IF THIS weather continues, it shouldn’t be too hard to imagine yourself in an Alpine setting.

But were your imagination to need a nudge then the musicians of Slaithwaite Philharmonic Orchestra are just the ones for the job.

The orchestra will be back at Huddersfield Town Hall next weekend with a rare performance of Richard Strauss’ epic work for symphony orchestra Alpine Symphony.

Mountains and Melody continues an exciting concert programme from the orchestra under the baton of conductor . Benjamin Ellin.

“The concert will offer a vision of the vast and monumental phenomena that are the Alps,” he said.

“Alpine Symphony is not only a huge work for huge forces but also a piece with some incredible intimacy and delicacy.

“Written at a time of global change (it was completed in 1915), it perhaps asks us to remember a little humility whilst being in awe of some of the natural world’s most dramatic statements.”

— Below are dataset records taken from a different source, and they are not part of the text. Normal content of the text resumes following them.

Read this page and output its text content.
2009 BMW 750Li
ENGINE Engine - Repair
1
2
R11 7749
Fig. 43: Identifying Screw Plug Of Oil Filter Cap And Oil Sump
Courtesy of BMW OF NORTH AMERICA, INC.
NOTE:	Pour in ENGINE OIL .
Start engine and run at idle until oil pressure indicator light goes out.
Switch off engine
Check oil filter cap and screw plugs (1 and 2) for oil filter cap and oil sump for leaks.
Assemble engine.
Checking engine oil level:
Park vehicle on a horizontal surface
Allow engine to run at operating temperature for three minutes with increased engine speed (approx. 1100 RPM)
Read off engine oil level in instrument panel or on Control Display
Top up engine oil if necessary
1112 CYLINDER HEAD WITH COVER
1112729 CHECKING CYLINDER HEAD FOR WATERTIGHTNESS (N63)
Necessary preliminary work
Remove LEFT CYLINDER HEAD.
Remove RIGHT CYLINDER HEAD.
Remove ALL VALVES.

The Strauss work is not really a symphony but a tone poem which depicts the experience of an entire day spent climbing an Alpine Mountain. It presents a considerable challenge for any orchestra demanding very large forces.

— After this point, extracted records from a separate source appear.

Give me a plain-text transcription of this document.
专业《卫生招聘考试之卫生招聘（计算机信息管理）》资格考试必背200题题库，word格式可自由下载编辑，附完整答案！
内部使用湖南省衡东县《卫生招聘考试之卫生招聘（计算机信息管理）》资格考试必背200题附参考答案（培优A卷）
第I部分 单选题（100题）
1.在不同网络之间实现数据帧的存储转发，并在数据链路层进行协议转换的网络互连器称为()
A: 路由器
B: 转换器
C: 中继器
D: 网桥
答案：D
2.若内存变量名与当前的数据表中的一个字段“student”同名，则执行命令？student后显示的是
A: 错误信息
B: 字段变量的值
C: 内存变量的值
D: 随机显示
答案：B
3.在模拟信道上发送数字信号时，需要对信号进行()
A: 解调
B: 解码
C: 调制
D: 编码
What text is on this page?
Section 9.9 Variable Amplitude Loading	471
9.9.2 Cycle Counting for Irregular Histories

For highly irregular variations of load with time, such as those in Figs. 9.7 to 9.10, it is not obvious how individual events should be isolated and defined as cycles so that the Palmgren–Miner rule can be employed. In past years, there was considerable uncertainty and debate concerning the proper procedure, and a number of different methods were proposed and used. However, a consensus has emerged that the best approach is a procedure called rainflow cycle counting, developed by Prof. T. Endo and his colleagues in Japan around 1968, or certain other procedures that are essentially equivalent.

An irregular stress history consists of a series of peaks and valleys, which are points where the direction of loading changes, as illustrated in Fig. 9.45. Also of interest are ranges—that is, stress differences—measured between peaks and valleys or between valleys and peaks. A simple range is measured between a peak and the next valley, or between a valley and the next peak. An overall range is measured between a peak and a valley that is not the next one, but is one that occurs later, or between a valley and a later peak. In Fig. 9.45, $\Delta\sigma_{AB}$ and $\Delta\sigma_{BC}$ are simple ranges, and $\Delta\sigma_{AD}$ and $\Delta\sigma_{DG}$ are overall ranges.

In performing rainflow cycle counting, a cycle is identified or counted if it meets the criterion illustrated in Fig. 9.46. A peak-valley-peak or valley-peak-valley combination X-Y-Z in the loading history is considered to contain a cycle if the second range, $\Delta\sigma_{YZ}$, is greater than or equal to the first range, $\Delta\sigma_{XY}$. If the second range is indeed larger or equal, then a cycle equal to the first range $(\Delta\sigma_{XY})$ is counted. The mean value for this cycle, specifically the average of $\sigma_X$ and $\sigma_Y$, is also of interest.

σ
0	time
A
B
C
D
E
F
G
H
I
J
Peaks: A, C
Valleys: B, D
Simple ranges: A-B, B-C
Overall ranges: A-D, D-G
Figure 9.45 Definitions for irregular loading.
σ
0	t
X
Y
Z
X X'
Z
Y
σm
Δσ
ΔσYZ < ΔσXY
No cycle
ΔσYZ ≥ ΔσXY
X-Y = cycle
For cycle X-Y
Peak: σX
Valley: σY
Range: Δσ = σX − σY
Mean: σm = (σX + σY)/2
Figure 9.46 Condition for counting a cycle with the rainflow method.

“Perhaps we should have booked an entire brass band to help out,” says orchestra secretary Chris Woodhead.

“The brass players alone will include 20 French horns, six trumpets, six trombones and two tubas.

“On top of this we need an army of percussion instruments including wind machine and thunder machine.”

Listen out for the off stage brass section setting the scene of the Alpine landscape.

The melody of Mozart opens the concert with a complete contrast to the Strauss in a performance of the popular 5th violin concerto in A major.

The soloist in this concert opener will be the talented young Russian born violinist Artem Kotov.

Artem was born in Ekaterinburg in 1983 and was six when he started to play the violin at the Ekaterinburg Academy of Music.

When he was nine, he performed the Bach E major violin concerto with the academy orchestra.

Artem followed that with several successful performances at the Ekaterinburg Philharmonic Hall and at the Opera Theater. At the music festival, organised by UNESCO, Artem was awarded the Scholarship of Russian Ministry of Culture.

Artem was 10 when he won the first prize at the Jeunesses Musicales competition in Bucharest and went on to pick up major prizes in Italy and Germany.

Three years ago, Artem became laureate of the 5th Uralsk International Violin Competition in Kazakhstan and won the Bach Competition for Strings in London.

This exceptional young musician has toured Russia, Germany, the Netherlands, Romania and Italy.

He has also toured South and Central America and stopped off to give a masterclass at the Cuban Institute of Music in Havana.

Artem’s repertoire includes the Six Sonatas and Partitas by Bach, Six Sonatas by Ysaye, and 10 violin sonatas by Beethoven.

For the last four years, he has been artistic director of the Primavera Classica international music festival, which has had big success at Moscow’s best concert halls, featuring some of the finest artists of the younger generation.

Artem has studied with Igor Frolov at the Moscow State Conservatory and is currently studying at Trinity College of Music in London with Mayumi Fujikawa.

He is a Golubovich Scholar and plays an astonishing violin by Ceruti, 1744, which was loaned to him from Trinity College of Music.

The concert on January 16 starts at 7.30pm and the orchestra’s conductor Benjamin Ellin will lead a pre-concert discussion at 6.30pm.

Tickets £9.50 to £14.50 (concessions £7.00) are available from the Information Centre tel 01484 223200, or on the door. As is usual with the orchestra’s concerts, children accompanied by adults are admitted free.